Most TEFL employers ask you to attach a photo to your CV, but avoid putting up a standard passport pic (let’s face it: we don’t look our best, and it doesn’t give an insight into who we are as a person). Your picture should still be professional and you should dress nice, but SMILE! You want employers to look at you and think ‘they look like a good teacher – I’d like them working at my school’.
Explain to your prospective employer who you are by summing yourself up in a few sentence. Avoid the cliches of ‘working well independently/in a team’ and instead focus on your skills towards teaching, and why you want to move to that particular company as it’ll show you’ve done your research.
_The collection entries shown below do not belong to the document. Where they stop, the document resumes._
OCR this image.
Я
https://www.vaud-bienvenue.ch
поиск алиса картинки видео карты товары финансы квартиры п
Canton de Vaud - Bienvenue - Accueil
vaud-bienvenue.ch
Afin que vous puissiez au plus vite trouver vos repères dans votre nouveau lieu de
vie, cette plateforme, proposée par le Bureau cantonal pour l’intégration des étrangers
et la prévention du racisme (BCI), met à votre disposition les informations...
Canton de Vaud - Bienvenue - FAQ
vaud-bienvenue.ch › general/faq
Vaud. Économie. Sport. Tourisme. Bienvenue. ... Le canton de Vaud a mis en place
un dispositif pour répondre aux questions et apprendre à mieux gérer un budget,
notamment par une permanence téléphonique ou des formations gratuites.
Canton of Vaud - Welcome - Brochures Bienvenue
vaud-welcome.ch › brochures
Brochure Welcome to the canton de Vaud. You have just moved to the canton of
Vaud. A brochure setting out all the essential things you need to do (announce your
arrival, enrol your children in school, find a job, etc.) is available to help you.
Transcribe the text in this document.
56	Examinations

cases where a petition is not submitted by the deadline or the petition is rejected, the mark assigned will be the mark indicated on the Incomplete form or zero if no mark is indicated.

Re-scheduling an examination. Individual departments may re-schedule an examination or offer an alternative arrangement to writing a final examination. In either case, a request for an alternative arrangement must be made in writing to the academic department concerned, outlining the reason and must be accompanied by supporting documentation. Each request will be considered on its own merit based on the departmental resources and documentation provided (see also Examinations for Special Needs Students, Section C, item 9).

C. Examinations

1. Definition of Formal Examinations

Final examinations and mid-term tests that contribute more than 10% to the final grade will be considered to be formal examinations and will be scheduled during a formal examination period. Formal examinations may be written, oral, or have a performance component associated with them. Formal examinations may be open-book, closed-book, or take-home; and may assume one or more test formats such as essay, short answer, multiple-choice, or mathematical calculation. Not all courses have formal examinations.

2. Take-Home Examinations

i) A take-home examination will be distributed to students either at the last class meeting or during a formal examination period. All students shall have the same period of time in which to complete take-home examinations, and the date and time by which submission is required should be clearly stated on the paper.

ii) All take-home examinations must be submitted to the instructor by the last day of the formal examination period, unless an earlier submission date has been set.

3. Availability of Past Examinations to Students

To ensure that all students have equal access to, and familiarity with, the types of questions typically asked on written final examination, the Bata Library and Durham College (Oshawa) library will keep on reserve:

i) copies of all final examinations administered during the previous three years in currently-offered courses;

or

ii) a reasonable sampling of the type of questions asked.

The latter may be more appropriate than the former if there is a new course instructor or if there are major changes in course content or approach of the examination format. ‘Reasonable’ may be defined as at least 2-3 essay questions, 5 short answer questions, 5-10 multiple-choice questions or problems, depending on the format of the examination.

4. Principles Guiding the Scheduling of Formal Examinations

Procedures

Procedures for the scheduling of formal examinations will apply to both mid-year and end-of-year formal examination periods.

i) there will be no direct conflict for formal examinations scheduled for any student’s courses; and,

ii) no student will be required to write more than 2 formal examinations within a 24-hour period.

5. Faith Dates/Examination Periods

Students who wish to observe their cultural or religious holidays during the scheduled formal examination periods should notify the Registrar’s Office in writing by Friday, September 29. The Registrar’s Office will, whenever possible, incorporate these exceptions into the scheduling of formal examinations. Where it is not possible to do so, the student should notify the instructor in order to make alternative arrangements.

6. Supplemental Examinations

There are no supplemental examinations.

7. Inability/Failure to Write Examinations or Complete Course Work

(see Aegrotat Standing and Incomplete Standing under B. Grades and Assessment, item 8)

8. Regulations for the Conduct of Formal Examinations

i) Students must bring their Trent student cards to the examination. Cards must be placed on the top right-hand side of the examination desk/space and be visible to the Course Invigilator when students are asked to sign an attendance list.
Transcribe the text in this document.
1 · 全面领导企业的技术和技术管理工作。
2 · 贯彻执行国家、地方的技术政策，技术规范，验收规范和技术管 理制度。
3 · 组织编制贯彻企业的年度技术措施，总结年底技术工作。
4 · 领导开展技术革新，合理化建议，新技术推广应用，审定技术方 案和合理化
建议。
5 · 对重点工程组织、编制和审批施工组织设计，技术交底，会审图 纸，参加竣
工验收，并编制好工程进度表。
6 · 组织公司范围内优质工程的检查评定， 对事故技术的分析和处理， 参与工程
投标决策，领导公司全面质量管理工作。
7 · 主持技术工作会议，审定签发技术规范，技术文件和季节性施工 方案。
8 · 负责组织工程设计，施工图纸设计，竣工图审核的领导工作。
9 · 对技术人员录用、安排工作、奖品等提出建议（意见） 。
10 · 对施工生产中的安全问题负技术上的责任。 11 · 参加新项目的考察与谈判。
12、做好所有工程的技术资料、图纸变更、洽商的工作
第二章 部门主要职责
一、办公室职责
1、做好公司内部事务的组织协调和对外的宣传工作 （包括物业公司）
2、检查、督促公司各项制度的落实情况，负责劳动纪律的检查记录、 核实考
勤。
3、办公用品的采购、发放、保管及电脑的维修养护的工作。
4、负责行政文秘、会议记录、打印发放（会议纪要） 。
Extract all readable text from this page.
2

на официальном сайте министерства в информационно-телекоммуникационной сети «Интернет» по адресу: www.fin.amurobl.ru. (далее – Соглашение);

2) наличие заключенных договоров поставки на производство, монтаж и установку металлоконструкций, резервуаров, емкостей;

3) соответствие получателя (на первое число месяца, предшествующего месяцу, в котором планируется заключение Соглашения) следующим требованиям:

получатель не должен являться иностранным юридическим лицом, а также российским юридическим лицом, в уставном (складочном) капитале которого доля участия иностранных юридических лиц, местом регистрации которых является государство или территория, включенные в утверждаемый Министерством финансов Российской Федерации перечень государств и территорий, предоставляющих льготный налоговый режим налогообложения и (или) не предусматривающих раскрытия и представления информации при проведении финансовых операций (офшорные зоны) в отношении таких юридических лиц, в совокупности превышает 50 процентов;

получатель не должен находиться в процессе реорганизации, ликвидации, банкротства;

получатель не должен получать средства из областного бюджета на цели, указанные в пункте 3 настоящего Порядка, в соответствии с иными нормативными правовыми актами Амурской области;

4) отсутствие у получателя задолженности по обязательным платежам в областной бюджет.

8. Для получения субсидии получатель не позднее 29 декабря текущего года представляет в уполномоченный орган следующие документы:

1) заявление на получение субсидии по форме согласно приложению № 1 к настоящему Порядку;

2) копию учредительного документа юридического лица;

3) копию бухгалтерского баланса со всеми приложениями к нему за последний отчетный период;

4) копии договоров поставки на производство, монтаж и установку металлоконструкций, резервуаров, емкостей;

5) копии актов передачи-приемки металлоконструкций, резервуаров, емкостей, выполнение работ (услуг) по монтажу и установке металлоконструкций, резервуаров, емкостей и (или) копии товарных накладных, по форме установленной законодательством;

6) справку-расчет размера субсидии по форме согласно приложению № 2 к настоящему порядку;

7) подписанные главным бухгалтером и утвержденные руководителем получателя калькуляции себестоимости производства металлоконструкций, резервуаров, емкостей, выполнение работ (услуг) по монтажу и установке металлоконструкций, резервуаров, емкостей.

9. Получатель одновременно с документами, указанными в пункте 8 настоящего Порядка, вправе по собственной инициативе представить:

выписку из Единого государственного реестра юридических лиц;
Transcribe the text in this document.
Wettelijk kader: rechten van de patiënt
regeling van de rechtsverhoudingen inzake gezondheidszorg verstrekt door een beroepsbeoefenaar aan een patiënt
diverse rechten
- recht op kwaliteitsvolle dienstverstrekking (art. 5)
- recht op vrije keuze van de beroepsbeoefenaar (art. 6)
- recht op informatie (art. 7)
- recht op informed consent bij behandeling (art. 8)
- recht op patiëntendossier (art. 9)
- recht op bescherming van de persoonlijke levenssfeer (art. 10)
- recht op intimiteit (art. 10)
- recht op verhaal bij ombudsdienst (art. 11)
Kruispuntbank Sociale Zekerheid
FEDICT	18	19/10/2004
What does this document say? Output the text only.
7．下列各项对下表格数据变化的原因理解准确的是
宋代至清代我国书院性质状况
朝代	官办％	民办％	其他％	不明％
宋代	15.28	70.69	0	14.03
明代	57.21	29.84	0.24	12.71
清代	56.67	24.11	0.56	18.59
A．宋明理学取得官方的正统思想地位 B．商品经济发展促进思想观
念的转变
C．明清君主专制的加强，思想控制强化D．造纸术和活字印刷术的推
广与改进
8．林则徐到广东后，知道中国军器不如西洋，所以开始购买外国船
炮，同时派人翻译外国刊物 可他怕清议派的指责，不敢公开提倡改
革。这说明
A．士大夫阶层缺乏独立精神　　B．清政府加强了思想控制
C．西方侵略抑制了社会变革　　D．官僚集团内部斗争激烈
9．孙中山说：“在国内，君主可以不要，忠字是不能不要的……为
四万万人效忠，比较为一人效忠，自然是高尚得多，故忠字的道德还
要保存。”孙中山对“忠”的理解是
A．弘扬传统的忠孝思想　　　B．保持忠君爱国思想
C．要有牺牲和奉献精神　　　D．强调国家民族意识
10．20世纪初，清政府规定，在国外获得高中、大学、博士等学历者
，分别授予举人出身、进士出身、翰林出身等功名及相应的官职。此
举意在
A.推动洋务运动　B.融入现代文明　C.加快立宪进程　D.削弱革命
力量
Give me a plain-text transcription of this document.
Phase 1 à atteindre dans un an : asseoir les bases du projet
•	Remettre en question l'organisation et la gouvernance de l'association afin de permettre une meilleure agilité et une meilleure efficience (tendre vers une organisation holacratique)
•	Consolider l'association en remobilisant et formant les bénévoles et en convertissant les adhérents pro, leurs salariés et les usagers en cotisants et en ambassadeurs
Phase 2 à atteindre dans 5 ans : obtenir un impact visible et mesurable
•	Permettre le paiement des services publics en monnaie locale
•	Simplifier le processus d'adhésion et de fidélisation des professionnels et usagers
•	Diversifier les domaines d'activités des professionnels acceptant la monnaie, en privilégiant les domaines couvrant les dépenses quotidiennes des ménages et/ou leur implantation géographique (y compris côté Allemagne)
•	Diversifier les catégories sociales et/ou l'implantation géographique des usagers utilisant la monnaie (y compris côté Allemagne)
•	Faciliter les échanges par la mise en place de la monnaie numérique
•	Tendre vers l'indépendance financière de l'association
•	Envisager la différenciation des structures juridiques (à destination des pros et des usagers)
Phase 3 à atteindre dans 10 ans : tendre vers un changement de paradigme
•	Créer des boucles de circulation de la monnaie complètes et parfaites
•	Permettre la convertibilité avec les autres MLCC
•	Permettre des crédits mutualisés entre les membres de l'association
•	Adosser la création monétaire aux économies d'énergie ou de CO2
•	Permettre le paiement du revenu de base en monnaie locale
5. Your education/employment
Include all your qualifications, starting from the most recent, and any previous jobs or work experience you’ve had. What’s so great about the eResume is once you’ve completed a checkpoint, you can showcase it on your eResume, so you have physical proof of how good you are at planning lessons and completing the tasks required to become a successful TEFL teacher.
6. Other information
Here is where you put anything you feel is relevant to the job, without it falling under any other category – for instance, it could be something like IT skills (proficient in Microsoft Windows) to your ability to drive; to even your hobbies like reading or travelling. Have a think about what makes you so relevant: what transferable skills do you have – were you captain of a sports team, or have you tutored younger students in maths? Any skills that are worth demonstrating to a potential TEFL employer are worth mentioning.
Include two references or a ‘referees available upon request’ at the bottom of your CV. If you haven’t taught before, don’t panic – just make it your previous employers, or if you’ve just come out of University, your tutor. It needs to be from people who know what you’re like in a professional environment.
8. Check your CV!
It can be tempting to just save and send once you’ve finished your CV, but you MUST check it as any silly spelling/grammar mistakes could deter you from getting that interview – how can you teach non-natives grammar if you can’t do it correctly yourself? Check, check and check again and get someone else to check it over – this part is extremely important! Once you’re 100% sure that there are NO mistakes in there whatsoever, you can then send it off to prospective employers.
Now you know how to write the perfect TEFL CV, you can put this guide into practice, and rest assured that you will soon be jetting off on your TEFL adventure… good luck and enjoy!